ABD ve AB Mısır’daki tartışılamaz darbeyi ve darbeyi izleyen günlerde başlayan ve sürüp gitmekte olan acımasız şiddeti, bir ülke yönetiminin kendi yurttaşlarını kitleler halinde öltdürmesini bir türlü açıkça kınayamıyor

 

ABD ve AB Mısır’daki tartışılamaz darbeyi ve darbeyi izleyen günlerde başlayan ve sürüp gitmekte olan acımasız şiddeti, bir ülke yönetiminin kendi yurttaşlarını kitleler halinde öldürmesini bir türlü açıkça kınayamıyor; darbeye karşı tavır alamıyor, ıkınıyor, sıkınıyor, laf ebeliği ile, içi boş dilek ve nasihatlarla günü kurtarmaya çabalıyorlar…

Niye ?

Keza kendi ülkelerinde islami yaşam tarzının en çağdışı buyruklarını inatla ve zorbaca uygulayan Suudi Arabistan ve Katar, laisizmi değil İslami vurguları ağır basan bir seçilmiş iktidarı deviren Mısır ordusuna karşı çıkmak ne söz, milyar dolarlık mali desteklerle güçlendiriyor, destekliyor…

Niye ?

*    *    *

Batı basını, mesela Obama’ya yakınlığı bilinen New York Times “Mısır’da bütün ipler Israil’in elinde” diye yazdı ve ekledi “İsrail  darbeden sonra ABD yardımlarının kesilmeyeceği konusunda darbe lideri Sisi 'ye güvence verdi” Keza Netanyahu’nun, darbeci General Sisi’ye,  “Washington'un yardımları kesme tehdidi için kaygılanma. Biz o konuyu hallederiz” dediğini aktardı.

Şu da yazıldı: “Körfez ülkeleri Mısır'a 15 milyar dolarlık yardım yaparken ABD'nin 1.5 milyar doları kesmesi hem etkisiz hem hatalı olur. Ayrıca, cunta ile ilişkilerin bozulması Mısır hava sahası ve Süveyş'i kullanan ABD'nin bölgedeki terörle savaşına ve 1979 tarihli İsrail-Mısır anlaşmasına da zarar verir”.

Son paragraftaki birkaç sözcük, yazının başındaki “Niye” sorularının cevaplarını veriyor: Mısır hava sahası… Süveyş Kanalı… 1979 Israil-Mısır anlaşması…
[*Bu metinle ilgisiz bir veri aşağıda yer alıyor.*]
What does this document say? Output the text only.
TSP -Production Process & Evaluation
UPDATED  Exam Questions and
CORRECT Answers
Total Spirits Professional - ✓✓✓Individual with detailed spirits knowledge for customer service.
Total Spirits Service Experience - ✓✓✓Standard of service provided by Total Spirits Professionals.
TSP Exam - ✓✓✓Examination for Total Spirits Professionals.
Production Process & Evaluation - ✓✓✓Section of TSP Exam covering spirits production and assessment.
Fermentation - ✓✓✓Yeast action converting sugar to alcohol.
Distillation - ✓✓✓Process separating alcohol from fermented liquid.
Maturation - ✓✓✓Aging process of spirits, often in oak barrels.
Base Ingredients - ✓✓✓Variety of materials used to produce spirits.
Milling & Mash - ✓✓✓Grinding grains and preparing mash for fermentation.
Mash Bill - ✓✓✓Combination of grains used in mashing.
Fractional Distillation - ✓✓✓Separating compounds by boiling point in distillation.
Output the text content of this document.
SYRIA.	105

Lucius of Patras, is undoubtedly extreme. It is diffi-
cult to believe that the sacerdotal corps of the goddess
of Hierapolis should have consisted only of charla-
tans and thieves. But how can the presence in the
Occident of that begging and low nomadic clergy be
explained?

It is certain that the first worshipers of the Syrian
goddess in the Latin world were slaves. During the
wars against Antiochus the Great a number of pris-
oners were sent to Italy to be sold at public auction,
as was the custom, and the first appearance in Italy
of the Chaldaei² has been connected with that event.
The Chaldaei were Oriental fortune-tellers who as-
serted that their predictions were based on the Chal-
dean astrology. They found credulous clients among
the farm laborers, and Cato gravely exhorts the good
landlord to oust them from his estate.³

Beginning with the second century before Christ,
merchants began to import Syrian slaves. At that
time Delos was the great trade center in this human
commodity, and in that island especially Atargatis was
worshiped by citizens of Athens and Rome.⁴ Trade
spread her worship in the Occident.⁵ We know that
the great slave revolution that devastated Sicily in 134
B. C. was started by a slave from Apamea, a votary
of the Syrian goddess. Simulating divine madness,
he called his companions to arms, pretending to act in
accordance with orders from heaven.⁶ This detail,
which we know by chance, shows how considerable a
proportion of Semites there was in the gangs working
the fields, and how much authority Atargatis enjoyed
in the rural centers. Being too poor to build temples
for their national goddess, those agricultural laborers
Ama bu sözcükleri tek tek açıklayarak yazıyı uzatmadan da bir cevap verebiliriz:

Mısır diyorsak Ortadoğu’dan söz ediyoruz demektir.  Ortadoğu da petrol demektir.  Gelecek birkaç on yıl daha ana enerji kaynağı olarak kalacak petrol…

İnsanın damarlarında nasıl kan akıyorsa, ABD’den Avrupa’ya, Çin’den Japonya’ya, Güney Kore’ye sanayiin damarlarından da petrol akar. Damarlardaki kan akmaz olursa insan, damarlardaki petrol akmaz olursa sanayi ölür.

Ve  Irak ve Suudi Arabistan yeryüzünün en büyük petrol yataklarını barındırıyor. O petrol ABD’nin batı kıyılarına, Japonya’ya, Güney Kore’ye Süveyş Kanalından geçerek gidiyor.

Süveyş kanalından geçiş ve geçiş güvenliği Mısır’ın sorumluluğunda. Ortadoğu petrollerinin bekçiliğini ise yüksek savaş teknolojisi ile bütün Ortadoğu’nun kabadayısı olabilen Israil üstlendi. Buna karşılık Israil’in varlığı ve varlığını sürdürebilmesi de ABD başta olmak üzere sanayileşmenin ileri aşamalarındaki Batı Avrupa ve hatta Japonya ve Çin’in dolaylı ya da dolaysız güvencesinde…

Eeee ?

Bütün bunların ABD ve Batı Avrupa ve Japonya ve Güney Kore’nin bugün Mısır’daki darbeyi utangaç da olsa desteklemeleri ile bağı nerede ?

*    *    *

26 Mart 1979’da Mısır adına devlet başkanı Enver Sedat, Israil adına Başbakan  Menahem Begin ABD’nin gözetiminde (Siz “buyrultusunda” diye okuyun) bir barış anlaşması imzaladılar. Mısır Israil’i resmen tanıyan ilk ve –belleğim beni yanıltmıyorsa- tek Arap ülkesi oldu.

İmzayı atan Enver Sedat antiemperyalist bir siyasetin simge adı Cemal Abdülnasır’ın ardılı (=halefi), General Mübarek’in ve bugünkü darbeci, General Sisi’nin siyasal öncülü (=selefi) idi.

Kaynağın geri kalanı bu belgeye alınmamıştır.